Search code examples
postgresqlfull-text-searchstemming

Why Doesn't This Full Text Search Match in PostgreSQL?


I'm evaluating PostgreSQL to see if it is a viable alternative for ElasticSearch to begin with (migrating later is fine). I've been reading that PG full text capability is now 'good enough'. I'm running version 11.

Why doesn't this detect a match? I thought stemming would have easily detected different forms of the word "big":

SELECT to_tsvector('english', 'bigger') @@ to_tsquery('english', 'big')

Am I using the wrong configuration?


Solution

  • You can also reuse the scripts english.sh and english.sql from https://dba.stackexchange.com/questions/57058/how-do-i-use-an-ispell-dictionary-with-postgres-text-search.

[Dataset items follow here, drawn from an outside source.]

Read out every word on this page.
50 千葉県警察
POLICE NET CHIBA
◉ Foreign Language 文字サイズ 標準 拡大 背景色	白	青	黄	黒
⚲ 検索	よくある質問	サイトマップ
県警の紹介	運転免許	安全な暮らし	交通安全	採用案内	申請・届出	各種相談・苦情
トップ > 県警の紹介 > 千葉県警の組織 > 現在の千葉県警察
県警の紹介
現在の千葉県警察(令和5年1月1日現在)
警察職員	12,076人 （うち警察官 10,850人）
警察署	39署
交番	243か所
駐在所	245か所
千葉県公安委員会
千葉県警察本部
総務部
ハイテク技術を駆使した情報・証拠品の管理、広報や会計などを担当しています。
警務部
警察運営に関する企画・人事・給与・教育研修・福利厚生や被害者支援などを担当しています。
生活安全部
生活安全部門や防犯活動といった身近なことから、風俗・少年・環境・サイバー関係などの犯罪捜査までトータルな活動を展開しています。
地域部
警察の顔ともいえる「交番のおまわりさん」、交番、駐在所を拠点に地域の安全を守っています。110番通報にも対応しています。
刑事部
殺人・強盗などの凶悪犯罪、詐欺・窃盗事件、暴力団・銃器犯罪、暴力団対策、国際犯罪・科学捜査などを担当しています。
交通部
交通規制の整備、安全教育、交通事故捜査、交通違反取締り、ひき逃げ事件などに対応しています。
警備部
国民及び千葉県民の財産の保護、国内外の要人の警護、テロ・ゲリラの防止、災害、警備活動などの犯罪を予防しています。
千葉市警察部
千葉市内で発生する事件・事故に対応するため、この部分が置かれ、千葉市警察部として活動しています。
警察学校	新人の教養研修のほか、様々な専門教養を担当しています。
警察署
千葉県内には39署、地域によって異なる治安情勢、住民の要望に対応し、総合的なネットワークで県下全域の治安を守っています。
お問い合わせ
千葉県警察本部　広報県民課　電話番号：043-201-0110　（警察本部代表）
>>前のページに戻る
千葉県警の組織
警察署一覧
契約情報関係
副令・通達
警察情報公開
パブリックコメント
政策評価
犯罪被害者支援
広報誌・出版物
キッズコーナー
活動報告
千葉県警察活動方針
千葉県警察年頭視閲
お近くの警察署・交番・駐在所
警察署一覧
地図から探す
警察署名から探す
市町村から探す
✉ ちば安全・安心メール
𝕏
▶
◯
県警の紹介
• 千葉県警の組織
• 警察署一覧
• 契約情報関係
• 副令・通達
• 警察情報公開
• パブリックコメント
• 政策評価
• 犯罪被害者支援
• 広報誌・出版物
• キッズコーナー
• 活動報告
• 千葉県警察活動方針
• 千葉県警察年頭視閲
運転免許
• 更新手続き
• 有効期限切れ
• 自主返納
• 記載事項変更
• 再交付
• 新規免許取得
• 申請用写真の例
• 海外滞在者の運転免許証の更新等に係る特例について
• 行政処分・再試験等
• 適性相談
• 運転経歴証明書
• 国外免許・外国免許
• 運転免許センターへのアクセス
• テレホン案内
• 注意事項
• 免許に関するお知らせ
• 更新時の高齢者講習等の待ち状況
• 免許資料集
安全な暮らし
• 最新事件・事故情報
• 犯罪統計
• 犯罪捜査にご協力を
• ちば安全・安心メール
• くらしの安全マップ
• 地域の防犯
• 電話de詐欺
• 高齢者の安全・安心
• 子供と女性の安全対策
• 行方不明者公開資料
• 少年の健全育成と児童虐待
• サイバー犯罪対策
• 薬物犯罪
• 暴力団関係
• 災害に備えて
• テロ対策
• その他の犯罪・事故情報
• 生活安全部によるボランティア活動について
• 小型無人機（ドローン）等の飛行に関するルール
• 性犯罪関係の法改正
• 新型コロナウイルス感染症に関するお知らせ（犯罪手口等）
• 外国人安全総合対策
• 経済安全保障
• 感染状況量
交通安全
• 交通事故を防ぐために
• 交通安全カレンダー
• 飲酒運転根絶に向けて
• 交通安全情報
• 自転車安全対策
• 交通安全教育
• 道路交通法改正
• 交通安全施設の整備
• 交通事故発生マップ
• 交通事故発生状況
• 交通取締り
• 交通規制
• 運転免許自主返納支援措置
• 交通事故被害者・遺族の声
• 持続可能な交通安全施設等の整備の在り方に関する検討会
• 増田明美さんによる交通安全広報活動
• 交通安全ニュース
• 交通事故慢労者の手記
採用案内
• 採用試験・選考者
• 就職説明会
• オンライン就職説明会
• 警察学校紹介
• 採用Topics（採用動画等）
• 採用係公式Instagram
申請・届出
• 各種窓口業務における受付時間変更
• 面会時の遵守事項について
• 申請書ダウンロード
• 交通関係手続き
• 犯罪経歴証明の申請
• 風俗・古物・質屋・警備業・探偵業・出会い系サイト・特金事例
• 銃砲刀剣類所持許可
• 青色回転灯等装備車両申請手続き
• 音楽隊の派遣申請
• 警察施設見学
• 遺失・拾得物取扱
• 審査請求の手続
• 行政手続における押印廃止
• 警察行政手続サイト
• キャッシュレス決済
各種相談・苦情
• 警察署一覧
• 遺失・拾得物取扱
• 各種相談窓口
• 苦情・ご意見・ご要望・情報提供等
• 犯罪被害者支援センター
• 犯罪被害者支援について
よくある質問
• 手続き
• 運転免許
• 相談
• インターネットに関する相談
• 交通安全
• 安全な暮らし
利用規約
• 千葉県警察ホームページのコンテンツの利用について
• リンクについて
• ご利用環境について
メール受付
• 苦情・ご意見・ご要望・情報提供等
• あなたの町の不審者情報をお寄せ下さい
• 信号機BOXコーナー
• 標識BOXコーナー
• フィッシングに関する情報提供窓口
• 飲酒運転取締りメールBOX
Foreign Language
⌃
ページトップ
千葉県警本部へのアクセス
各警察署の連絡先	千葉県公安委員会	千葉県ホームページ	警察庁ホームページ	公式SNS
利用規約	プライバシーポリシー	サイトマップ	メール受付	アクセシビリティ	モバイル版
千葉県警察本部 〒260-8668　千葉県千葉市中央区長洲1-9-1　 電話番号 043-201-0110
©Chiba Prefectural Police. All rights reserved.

    I have modified in the generated dictionaries: in english.affix I have added the IG > GER rule:

    flag *R:
        E           >       R               # As in skate > skater
        [^AEIOU]Y   >       -Y,IER          # As in multiply > multiplier
        [AEIOU]Y    >       ER              # As in convey > conveyer
        [^EY]       >       ER              # As in build > builder
        IG          >       GER             # For big > bigger
    

    in english.dict I have modified

    big/PY
    

    to

    big/PYR
    

    After running english.sql for the current database (you need to modify database name in the script):

    postgres=# select ts_debug('english bigger');
    select ts_debug('english bigger');
                                                  ts_debug                                              
    ----------------------------------------------------------------------------------------------------
     (asciiword,"Word, all ASCII",english,"{english_ispell,english_stem}",english_ispell,{english})
     (blank,"Space symbols"," ",{},,)
     (asciiword,"Word, all ASCII",bigger,"{english_ispell,english_stem}",english_ispell,"{bigger,big}")
    (3 rows)
    
    postgres=# SELECT to_tsvector('english bigger') @@ to_tsquery('english', 'big');
    SELECT to_tsvector('english bigger') @@ to_tsquery('english', 'big');
     ?column? 
    ----------
     t
    (1 row)